I remember that when I was growing up, one of the arguments that adults gave to promote reading over watching television was that by omitting the visual and audio stimuli, books leave room for the imagination. This always made sense and was a point that I always accepted. Yet I never really gave it much thought until just recently. The idea becomes more apparent when one takes two versions of the same type of thing as presented on television, the updated version of which adds “more” to the presentation.
I’m thinking specifically of something that my teachers probably disliked even more when it came to reading versus television: video games. I might just still be riding off of the high of having beaten Super Mario Bros. for the first time last weekend. After beating that game, however, I noticed that I still want to go back and play it. I thought that I was “done,” that I would have no more reason to go back to that game. Yet it’s still just as fun, especially because I know how to make my way through it.
Then I started thinking about a more recent installment in the Mario franchise, Super Mario Bros. Wii. No, not the Wii U game—I still haven’t bothered picking that system up. I did have a copy of the Wii game, though, and I ended up selling it. I played through it once or twice before losing interest in it. Why? In many regards, it’s more advanced that the original Super Mario Bros. It certainly uses updated graphic and sound capabilities, and the game-play is better designed. Yet it doesn’t have as much replay value for me. I think all of the elements that make it “better” are actually why I can’t play it as many times as the original.
I’m not going to argue that the original game, by having less-advanced graphics, leaves more room for the imagination. Granted, as little kids on the playground we always imagined what bigger levels with more power-ups and enemies would be like. But I can still do that with friends in regards to more contemporary games. The difference is that by adding more to the later game the developers made it less of a game. The original Super Mario Bros. is so fun because it sticks to being a game—there’s no bells and whistles to distract the player, so the developers had to focus on how good the game-play is.
So what does this have to do with reading? I don’t know if reading “sparks” my imagination any more than television does. I’m already an imaginative person—much to the chagrin to people who know me—and if a work of fiction inspires me to think, that’s going to happen going to regardless of the medium. But reading doesn’t have as much to distract me from such imagination during the activity, which exercises the mind.

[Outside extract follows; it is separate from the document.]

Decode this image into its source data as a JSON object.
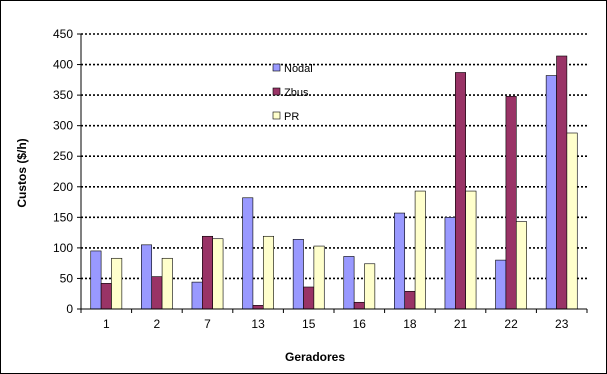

Why do I write (or try to write) screenplays, then? Writing a movie is not the same as watching one, of course. I visualize the story in my head just the same way as when writing prose. But I also don’t mean to discredit movies, television or in some cases even video games, either. Yes, some people should read more. Yes, some people should get out and live life more instead of binge-watching shows on Netflix. But there is plenty of artistic and intellectual merit in all forms of storytelling if done right. Even if it isn’t, then there’s still a place for escapism.
Where does this leave blogging? I’d rather not answer that here.